A coalition of more than 75 farm groups sent a letter to House Agriculture Committee Chair Frank Lucas and Ranking Member Collin Peterson, to thank them for their support in moving the Farm Bill forward, and urge them to continue momentum.
“Farmers need certainty about farm policy as they make annual operating decisions,” the letter read, “so it is important we get a farm bill done this year.”
The farm bill, aptly named the Agriculture Reform, Food and Jobs Act, is much more than the policy behind production agriculture—it’s a job creator, the protector of our domestic food system and a conservationist.
“In addition to helping farmers plan ahead and mitigate risk to survive the tough times, the bill provides critical investment in rural communities, conserves precious natural resources like soil and water, provides food for those less fortunate, and creates new sources of energy made here at home.”
If the bill fails to make it to the House floor, the agricultural community could find themselves in an extremely vulnerable position on September 30th when the current policies are set to expire.

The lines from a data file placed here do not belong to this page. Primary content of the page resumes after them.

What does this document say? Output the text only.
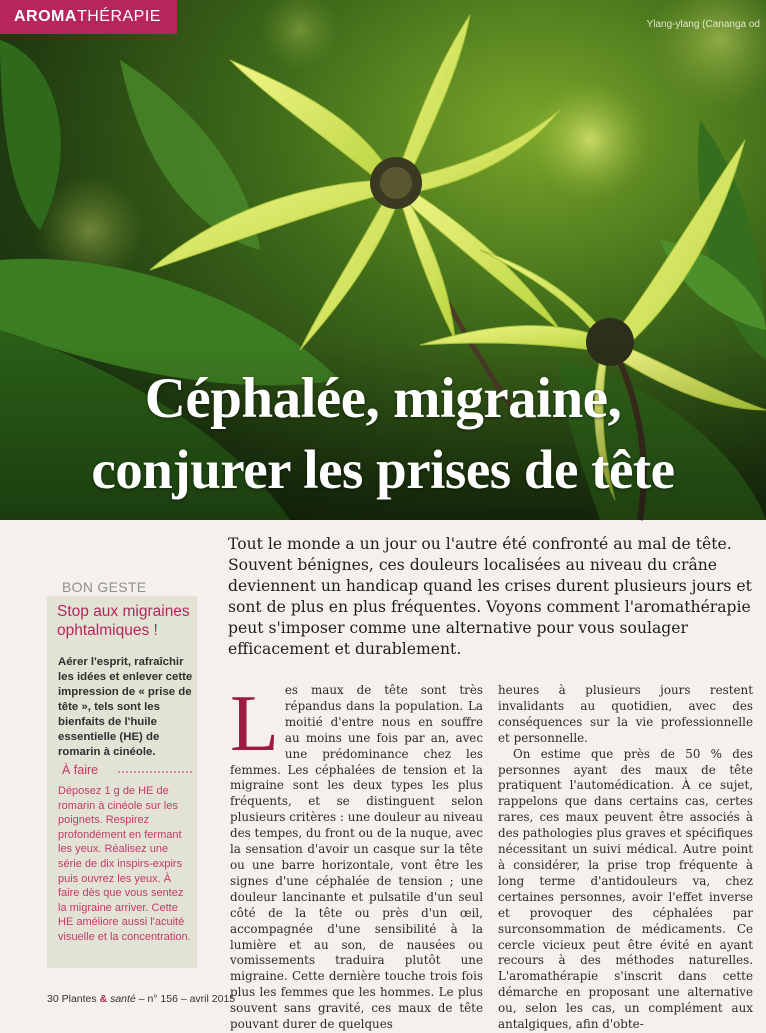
AROMATHÉRAPIE	Ylang-ylang (Cananga od
Céphalée, migraine,
conjurer les prises de tête

Tout le monde a un jour ou l'autre été confronté au mal de tête. Souvent bénignes, ces douleurs localisées au niveau du crâne deviennent un handicap quand les crises durent plusieurs jours et sont de plus en plus fréquentes. Voyons comment l'aromathérapie peut s'imposer comme une alternative pour vous soulager efficacement et durablement.

BON GESTE
Stop aux migraines ophtalmiques !

Aérer l'esprit, rafraîchir les idées et enlever cette impression de « prise de tête », tels sont les bienfaits de l'huile essentielle (HE) de romarin à cinéole.

À faire

Déposez 1 g de HE de romarin à cinéole sur les poignets. Respirez profondément en fermant les yeux. Réalisez une série de dix inspirs-expirs puis ouvrez les yeux. À faire dès que vous sentez la migraine arriver. Cette HE améliore aussi l'acuité visuelle et la concentration.

L es maux de tête sont très répandus dans la population. La moitié d'entre nous en souffre au moins une fois par an, avec une prédominance chez les femmes. Les céphalées de tension et la migraine sont les deux types les plus fréquents, et se distinguent selon plusieurs critères : une douleur au niveau des tempes, du front ou de la nuque, avec la sensation d'avoir un casque sur la tête ou une barre horizontale, vont être les signes d'une céphalée de tension ; une douleur lancinante et pulsatile d'un seul côté de la tête ou près d'un œil, accompagnée d'une sensibilité à la lumière et au son, de nausées ou vomissements traduira plutôt une migraine. Cette dernière touche trois fois plus les femmes que les hommes. Le plus souvent sans gravité, ces maux de tête pouvant durer de quelques

heures à plusieurs jours restent invalidants au quotidien, avec des conséquences sur la vie professionnelle et personnelle.

On estime que près de 50 % des personnes ayant des maux de tête pratiquent l'automédication. À ce sujet, rappelons que dans certains cas, certes rares, ces maux peuvent être associés à des pathologies plus graves et spécifiques nécessitant un suivi médical. Autre point à considérer, la prise trop fréquente à long terme d'antidouleurs va, chez certaines personnes, avoir l'effet inverse et provoquer des céphalées par surconsommation de médicaments. Ce cercle vicieux peut être évité en ayant recours à des méthodes naturelles. L'aromathérapie s'inscrit dans cette démarche en proposant une alternative ou, selon les cas, un complément aux antalgiques, afin d'obte-

30 Plantes & santé – n° 156 – avril 2015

If that happens, not only will established operations suffer, young start-ups may find it impossible to continue their operations.
“Farmers borrow more money per year to cash flow their operations than most people will borrow in a lifetime, but beginning farmers often lack the assets and track records needed to give banks enough confidence to take the risk,” Derek Orsenigo, a 25 year-old sugar farmer from Belle Glade, Florida recently wrote to the Tampa Tribune.
“Without operating capital, young growers can’t survive in the farming business, and that should scare the heck out of everyone… [because] according to the U.S. Department of Agriculture, for every producer 25 years or younger, there are five who are over the age of 75. In fact, the average U.S. farmer is 58 years old—the oldest at any time in our country’s history.”